Abstract

Diffuse-type gastric cancer is observed in approximately one-third of gastric cancers, yet the optimal treatment remains controversial. In the recently published Intergroup 0116 trial, a subgroup analysis demonstrated a lack of a long-term survival benefit for adjuvant chemoradiation therapy among patients with diffuse-type gastric cancer. The Surveillance, Epidemiology, and End Results registry database was queried for patients who were newly diagnosed with diffuse-type gastric cancer between 2002 and 2005 and underwent surgical resection with or without adjuvant radiotherapy (RT). Overall survival (OS) was analyzed by the Kaplan-Meier method. Cox proportional hazards models were used to investigate the association between adjuvant RT and OS, with and without adjusting for other factors. In addition, propensity score methods were used to control for the possible effects of measured confounders.
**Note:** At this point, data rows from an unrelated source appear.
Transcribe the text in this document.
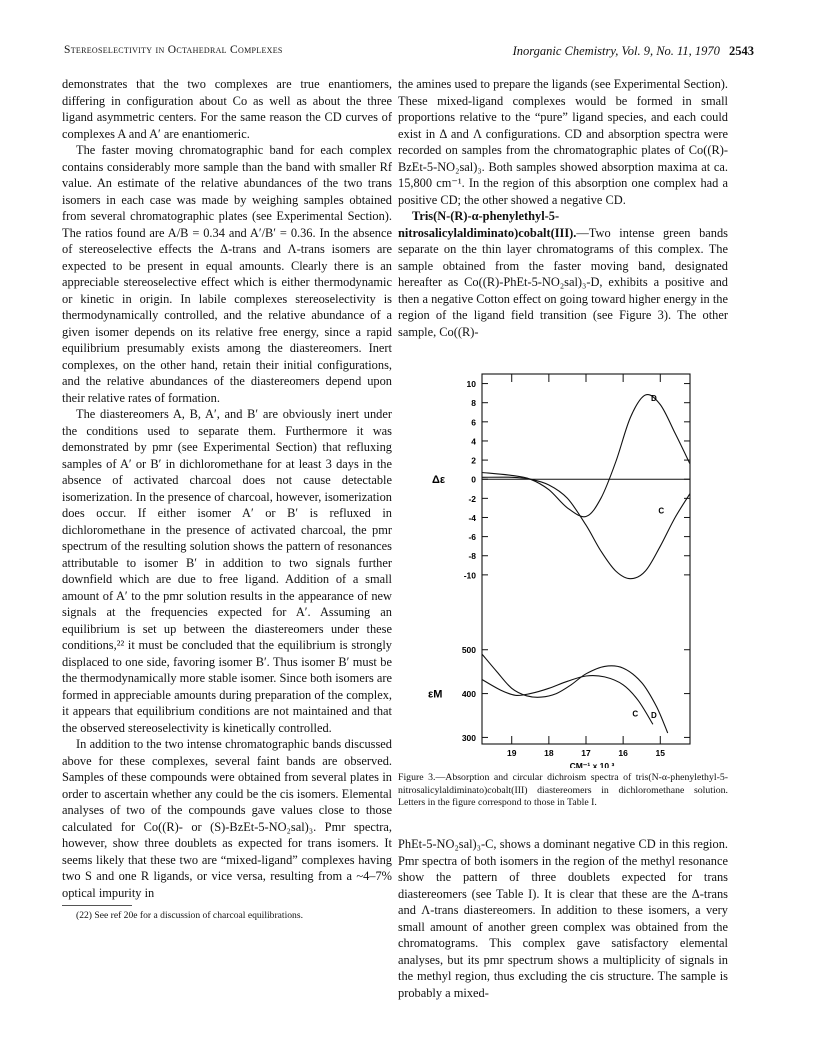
Stereoselectivity in Octahedral Complexes	Inorganic Chemistry, Vol. 9, No. 11, 1970 2543

demonstrates that the two complexes are true enantiomers, differing in configuration about Co as well as about the three ligand asymmetric centers. For the same reason the CD curves of complexes A and A′ are enantiomeric.

The faster moving chromatographic band for each complex contains considerably more sample than the band with smaller Rf value. An estimate of the relative abundances of the two trans isomers in each case was made by weighing samples obtained from several chromatographic plates (see Experimental Section). The ratios found are A/B = 0.34 and A′/B′ = 0.36. In the absence of stereoselective effects the Δ-trans and Λ-trans isomers are expected to be present in equal amounts. Clearly there is an appreciable stereoselective effect which is either thermodynamic or kinetic in origin. In labile complexes stereoselectivity is thermodynamically controlled, and the relative abundance of a given isomer depends on its relative free energy, since a rapid equilibrium presumably exists among the diastereomers. Inert complexes, on the other hand, retain their initial configurations, and the relative abundances of the diastereomers depend upon their relative rates of formation.

The diastereomers A, B, A′, and B′ are obviously inert under the conditions used to separate them. Furthermore it was demonstrated by pmr (see Experimental Section) that refluxing samples of A′ or B′ in dichloromethane for at least 3 days in the absence of activated charcoal does not cause detectable isomerization. In the presence of charcoal, however, isomerization does occur. If either isomer A′ or B′ is refluxed in dichloromethane in the presence of activated charcoal, the pmr spectrum of the resulting solution shows the pattern of resonances attributable to isomer B′ in addition to two signals further downfield which are due to free ligand. Addition of a small amount of A′ to the pmr solution results in the appearance of new signals at the frequencies expected for A′. Assuming an equilibrium is set up between the diastereomers under these conditions,²² it must be concluded that the equilibrium is strongly displaced to one side, favoring isomer B′. Thus isomer B′ must be the thermodynamically more stable isomer. Since both isomers are formed in appreciable amounts during preparation of the complex, it appears that equilibrium conditions are not maintained and that the observed stereoselectivity is kinetically controlled.

In addition to the two intense chromatographic bands discussed above for these complexes, several faint bands are observed. Samples of these compounds were obtained from several plates in order to ascertain whether any could be the cis isomers. Elemental analyses of two of the compounds gave values close to those calculated for Co((R)- or (S)-BzEt-5-NO₂sal)₃. Pmr spectra, however, show three doublets as expected for trans isomers. It seems likely that these two are “mixed-ligand” complexes having two S and one R ligands, or vice versa, resulting from a ~4–7% optical impurity in

(22) See ref 20e for a discussion of charcoal equilibrations.

the amines used to prepare the ligands (see Experimental Section). These mixed-ligand complexes would be formed in small proportions relative to the “pure” ligand species, and each could exist in Δ and Λ configurations. CD and absorption spectra were recorded on samples from the chromatographic plates of Co((R)-BzEt-5-NO₂sal)₃. Both samples showed absorption maxima at ca. 15,800 cm⁻¹. In the region of this absorption one complex had a positive CD; the other showed a negative CD.

Tris(N-(R)-α-phenylethyl-5-nitrosalicylaldiminato)cobalt(III).—Two intense green bands separate on the thin layer chromatograms of this complex. The sample obtained from the faster moving band, designated hereafter as Co((R)-PhEt-5-NO₂sal)₃-D, exhibits a positive and then a negative Cotton effect on going toward higher energy in the region of the ligand field transition (see Figure 3). The other sample, Co((R)-

10
8
6
4
2
0
-2
-4
-6
-8
-10
500
400
300
Δε
εM
19	18	17	16	15
CM⁻¹ x 10 ³
D
C
C D
Figure 3.—Absorption and circular dichroism spectra of tris(N-α-phenylethyl-5-nitrosalicylaldiminato)cobalt(III) diastereomers in dichloromethane solution. Letters in the figure correspond to those in Table I.

PhEt-5-NO₂sal)₃-C, shows a dominant negative CD in this region. Pmr spectra of both isomers in the region of the methyl resonance show the pattern of three doublets expected for trans diastereomers (see Table I). It is clear that these are the Δ-trans and Λ-trans diastereomers. In addition to these isomers, a very small amount of another green complex was obtained from the chromatograms. This complex gave satisfactory elemental analyses, but its pmr spectrum shows a multiplicity of signals in the methyl region, thus excluding the cis structure. The sample is probably a mixed-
A total of 1889 cases of surgically resected diffuse-type gastric cancer were included in the analysis; of these cases, 782 patients received adjuvant RT and 1107 did not receive RT. The median survival time was 30 months in the group treated with adjuvant RT versus 18 months in the group that did not receive RT with matched propensity scores (P<.001). The Cox model confirmed the improvement in OS in patients who received adjuvant RT (hazard ratio, 0.75; 95% confidence interval, 0.65-0.82 [P<.001]). The current population-based observational study suggested a potential survival benefit for adjuvant RT among patients with diffuse-type gastric cancer. The standard treatment will likely remain controversial until evidence becomes available from phase 3 randomized trials exclusively for patients with diffuse-type gastric cancer.